View of integrated tuner

My mate Kim called me up one day and told me he had started building custom bass guitars. Now if Kim is going to build a guitar you know it is going to be something special. He asked me to help him build an electronic tuner into the guitar so that you could just switch to 'tune' and look at the indication built into the guitar to tune it and switch back and you're ready to play.

In the final design each of the four strings - E A D G - is indicated by a backlit colour coded indicator and a row of cool blue LEDs indicate whether the note is low or high. The result is shown above - this is the story of its development...

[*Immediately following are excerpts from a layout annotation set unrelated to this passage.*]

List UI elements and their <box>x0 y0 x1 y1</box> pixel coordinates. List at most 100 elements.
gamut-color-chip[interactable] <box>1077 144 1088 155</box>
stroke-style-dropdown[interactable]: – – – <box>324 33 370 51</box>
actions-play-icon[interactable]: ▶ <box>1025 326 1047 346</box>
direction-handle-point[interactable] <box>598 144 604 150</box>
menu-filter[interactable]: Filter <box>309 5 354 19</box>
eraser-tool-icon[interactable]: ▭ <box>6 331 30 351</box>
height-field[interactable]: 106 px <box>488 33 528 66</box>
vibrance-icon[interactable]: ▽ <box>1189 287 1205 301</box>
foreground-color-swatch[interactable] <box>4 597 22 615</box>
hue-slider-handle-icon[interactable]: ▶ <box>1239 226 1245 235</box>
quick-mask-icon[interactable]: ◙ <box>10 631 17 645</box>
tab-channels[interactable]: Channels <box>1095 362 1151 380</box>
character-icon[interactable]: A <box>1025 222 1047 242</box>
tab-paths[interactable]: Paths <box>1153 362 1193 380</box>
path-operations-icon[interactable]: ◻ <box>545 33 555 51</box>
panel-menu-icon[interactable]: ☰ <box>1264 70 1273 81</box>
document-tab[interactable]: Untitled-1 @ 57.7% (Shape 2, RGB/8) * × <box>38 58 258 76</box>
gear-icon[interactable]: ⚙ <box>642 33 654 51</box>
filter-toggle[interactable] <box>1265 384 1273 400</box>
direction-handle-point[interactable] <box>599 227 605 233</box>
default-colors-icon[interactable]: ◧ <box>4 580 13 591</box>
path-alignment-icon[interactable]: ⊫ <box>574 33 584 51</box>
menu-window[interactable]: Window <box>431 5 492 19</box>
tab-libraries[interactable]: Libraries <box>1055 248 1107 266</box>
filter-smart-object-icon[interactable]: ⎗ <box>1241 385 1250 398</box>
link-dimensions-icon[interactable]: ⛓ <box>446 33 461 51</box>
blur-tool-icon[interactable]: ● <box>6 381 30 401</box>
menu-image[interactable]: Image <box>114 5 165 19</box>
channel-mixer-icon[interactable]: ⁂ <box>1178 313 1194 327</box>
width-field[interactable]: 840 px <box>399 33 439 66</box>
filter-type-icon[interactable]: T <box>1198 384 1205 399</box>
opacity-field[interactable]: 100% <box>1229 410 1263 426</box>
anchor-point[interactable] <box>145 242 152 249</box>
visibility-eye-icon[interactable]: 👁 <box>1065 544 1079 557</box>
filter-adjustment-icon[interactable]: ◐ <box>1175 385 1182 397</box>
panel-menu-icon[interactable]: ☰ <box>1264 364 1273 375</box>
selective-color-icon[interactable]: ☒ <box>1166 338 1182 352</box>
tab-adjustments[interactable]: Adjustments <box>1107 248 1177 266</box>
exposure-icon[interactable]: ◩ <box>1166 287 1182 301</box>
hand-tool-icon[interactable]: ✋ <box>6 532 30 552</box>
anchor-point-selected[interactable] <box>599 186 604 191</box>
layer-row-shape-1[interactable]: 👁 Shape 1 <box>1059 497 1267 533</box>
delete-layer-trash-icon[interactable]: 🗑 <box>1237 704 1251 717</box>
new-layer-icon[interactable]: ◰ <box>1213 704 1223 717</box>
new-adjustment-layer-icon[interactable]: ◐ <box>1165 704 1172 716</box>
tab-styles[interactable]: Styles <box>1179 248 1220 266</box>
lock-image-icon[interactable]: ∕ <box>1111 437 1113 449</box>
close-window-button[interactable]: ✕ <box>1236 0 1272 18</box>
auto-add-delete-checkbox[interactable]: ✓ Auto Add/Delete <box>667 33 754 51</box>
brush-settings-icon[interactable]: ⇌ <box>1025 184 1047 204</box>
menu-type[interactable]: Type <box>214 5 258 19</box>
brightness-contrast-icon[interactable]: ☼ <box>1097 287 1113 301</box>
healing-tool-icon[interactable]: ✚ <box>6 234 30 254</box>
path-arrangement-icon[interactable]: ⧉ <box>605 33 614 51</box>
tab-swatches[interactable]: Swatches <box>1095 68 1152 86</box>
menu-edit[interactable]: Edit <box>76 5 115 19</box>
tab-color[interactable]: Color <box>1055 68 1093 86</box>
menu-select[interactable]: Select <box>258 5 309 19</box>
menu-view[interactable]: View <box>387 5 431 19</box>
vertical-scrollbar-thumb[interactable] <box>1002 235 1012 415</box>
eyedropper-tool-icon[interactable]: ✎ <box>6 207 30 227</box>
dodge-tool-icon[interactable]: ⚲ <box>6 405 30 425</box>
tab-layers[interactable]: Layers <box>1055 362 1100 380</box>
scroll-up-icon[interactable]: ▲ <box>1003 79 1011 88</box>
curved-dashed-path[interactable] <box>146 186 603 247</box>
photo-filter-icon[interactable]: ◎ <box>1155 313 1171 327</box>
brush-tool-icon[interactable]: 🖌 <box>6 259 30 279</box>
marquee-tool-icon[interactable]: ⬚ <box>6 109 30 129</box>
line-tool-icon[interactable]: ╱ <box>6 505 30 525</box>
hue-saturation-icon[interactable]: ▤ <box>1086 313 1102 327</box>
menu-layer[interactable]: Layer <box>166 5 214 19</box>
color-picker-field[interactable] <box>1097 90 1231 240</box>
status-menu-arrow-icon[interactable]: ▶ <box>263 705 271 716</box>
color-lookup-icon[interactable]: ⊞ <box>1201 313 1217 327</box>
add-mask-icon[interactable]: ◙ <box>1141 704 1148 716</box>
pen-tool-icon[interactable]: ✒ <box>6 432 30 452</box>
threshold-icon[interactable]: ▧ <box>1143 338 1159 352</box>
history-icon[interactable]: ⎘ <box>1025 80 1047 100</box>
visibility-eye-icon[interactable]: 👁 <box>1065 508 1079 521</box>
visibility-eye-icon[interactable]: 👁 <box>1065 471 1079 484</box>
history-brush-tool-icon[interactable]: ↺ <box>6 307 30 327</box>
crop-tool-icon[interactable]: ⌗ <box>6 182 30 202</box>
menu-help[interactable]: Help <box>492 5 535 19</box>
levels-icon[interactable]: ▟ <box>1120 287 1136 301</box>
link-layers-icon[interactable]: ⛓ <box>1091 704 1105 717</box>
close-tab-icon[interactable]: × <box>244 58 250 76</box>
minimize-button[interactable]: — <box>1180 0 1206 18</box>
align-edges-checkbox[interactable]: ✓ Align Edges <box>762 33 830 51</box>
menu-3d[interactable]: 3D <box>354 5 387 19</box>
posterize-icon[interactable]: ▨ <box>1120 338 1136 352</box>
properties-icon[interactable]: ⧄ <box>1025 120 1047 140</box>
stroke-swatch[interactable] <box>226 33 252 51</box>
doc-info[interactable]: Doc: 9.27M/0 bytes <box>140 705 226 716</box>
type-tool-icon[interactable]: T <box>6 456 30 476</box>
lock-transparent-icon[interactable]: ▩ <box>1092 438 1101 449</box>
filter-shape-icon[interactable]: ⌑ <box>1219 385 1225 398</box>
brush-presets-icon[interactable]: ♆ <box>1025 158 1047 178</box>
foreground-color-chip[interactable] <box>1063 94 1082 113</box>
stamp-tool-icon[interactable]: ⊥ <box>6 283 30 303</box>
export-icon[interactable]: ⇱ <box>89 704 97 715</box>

This is the bass that was to have the tuner fitted.  Kim's guitars are beautifully light because of the sculpted body, but this meant that space was going to be tight.
The bass uses the Lightwave optical pickup. Because there is a fair amount of electronics to support this Lightwave provide a rechargeable battery pack. This was a good start because it meant we could use this to power the tuner when required.
Rather than design a tuner from scratch, we decided that  we should choose one of the most accurate tuners on the market and modify it so it could be integrated into the bass.  This is the electronics PCB for the standard tuner.
The display from the standard tuner was carefully separated from the rest of the PCB and wired up so that it could be tested in its separated form. The red LEDs on the tuner were changed to blue LEDs. As these have a higher forward voltage drop than the red type I had to do a special PSU circuit to keep the tuner circuitry happy.
The standard tuner has  the  notes printed next to the LEDs but we realised that it would be difficult to see any printed text  when on stage. So we decided to use colour coded LEDs to back-light the notes corresponding to the open strings. Kim made up this display assembly  so it could be let into the guitar neck.
This new display module was quite a bit smaller than the original PCB version and as we did not want to make a one-off PCB Kim decided to wire the LED's by hand. I gave him the circuit schematic and he then took it back to the workshop to spend a few hours painstakingly wiring it up. A few days later he brought it over to test, but when we switched it on the LEDs came on in the wrong order - I'd made a mistake in reverse-engineering the LED wiring! I corrected the circuit and the poor chap had to undo all the wiring and re-wire it. Luckily it then worked perfectly.
All that remained to be done was  to wire up the PSU and tuner to the multiway switch and fit this electronics into the recess in the body alongside the Lightwave electronics.